During the First Opium War, the British occupied Hong Kong in 1841, and—one year later— the territory was ceded to them in the Treaty of Nanking. The new administration chose the site around present-day Battery Path to build its headquarters and defences. Construction on the path was completed in approximately 1841, at around the same time that its namesake—Murray Battery—was built. At the time, both the path and the battery were located on Hong Kong Island's waterfront with Victoria Harbour.

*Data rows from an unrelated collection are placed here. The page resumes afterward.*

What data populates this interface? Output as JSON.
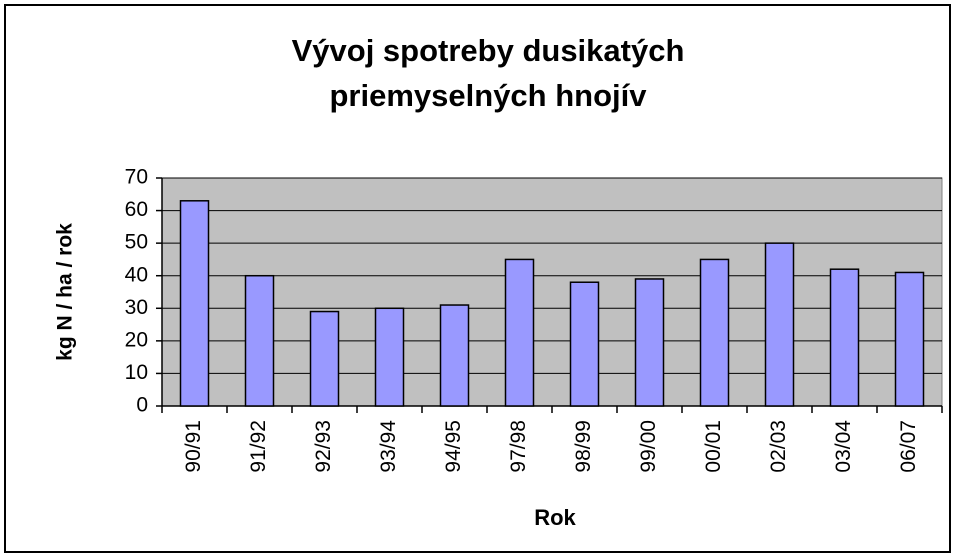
{
  "chart_data": {
    "type": "bar",
    "title": [
      "Vývoj spotreby dusikatých",
      "priemyselných hnojív"
    ],
    "x_label": "Rok",
    "y_label": "kg N / ha / rok",
    "categories": [
      "90/91",
      "91/92",
      "92/93",
      "93/94",
      "94/95",
      "97/98",
      "98/99",
      "99/00",
      "00/01",
      "02/03",
      "03/04",
      "06/07"
    ],
    "values": [
      63,
      40,
      29,
      30,
      31,
      45,
      38,
      39,
      45,
      50,
      42,
      41
    ],
    "color": "#9999ff",
    "ylim": [
      0,
      70
    ],
    "yticks": [
      0,
      10,
      20,
      30,
      40,
      50,
      60,
      70
    ],
    "grid": true
  }
}
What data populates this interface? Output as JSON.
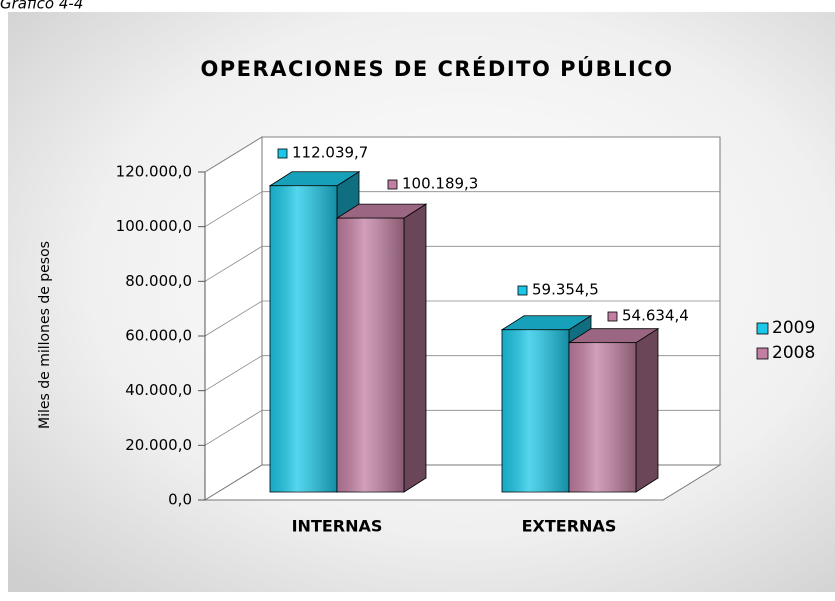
{
  "caption": "Gráfico 4-4",
  "chart_data": {
    "type": "bar3d",
    "title": "OPERACIONES DE CRÉDITO PÚBLICO",
    "y_label": "Miles de millones de pesos",
    "categories": [
      "INTERNAS",
      "EXTERNAS"
    ],
    "series": [
      {
        "name": "2009",
        "color": "#1cc8e8",
        "values": [
          112039.7,
          59354.5
        ],
        "value_labels": [
          "112.039,7",
          "59.354,5"
        ]
      },
      {
        "name": "2008",
        "color": "#c27fa2",
        "values": [
          100189.3,
          54634.4
        ],
        "value_labels": [
          "100.189,3",
          "54.634,4"
        ]
      }
    ],
    "ylim": [
      0,
      120000
    ],
    "yticks": [
      {
        "value": 0,
        "label": "0,0"
      },
      {
        "value": 20000,
        "label": "20.000,0"
      },
      {
        "value": 40000,
        "label": "40.000,0"
      },
      {
        "value": 60000,
        "label": "60.000,0"
      },
      {
        "value": 80000,
        "label": "80.000,0"
      },
      {
        "value": 100000,
        "label": "100.000,0"
      },
      {
        "value": 120000,
        "label": "120.000,0"
      }
    ],
    "grid": true,
    "legend": "right"
  }
}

However, it is now situated much farther inland due to the amount of land reclamation that has been undertaken since its opening.

During the early twentieth century, the path was popular with—and frequented daily by—sedan chair drivers, who would take advantage of the shade provided by the banyan that lined the sides of the road. Although the use of sedan chairs ceased after the 1960s, the trees remain in the same place.

==Description and features==
From its western end, Battery Path begins at the junction between Queen's Road Central and Ice House Street. It is separated from the main thoroughfare through a series of stairs elevating the path above Queen's Road; the stairs are located next to the West Wing of the Former Central Government Offices. The next landmark on the route is the Former French Mission Building. Located at 1 Battery Path, this neoclassical building currently houses the Court of Final Appeal. The path ends at the intersection with Garden Road, where St. John's Cathedral is located.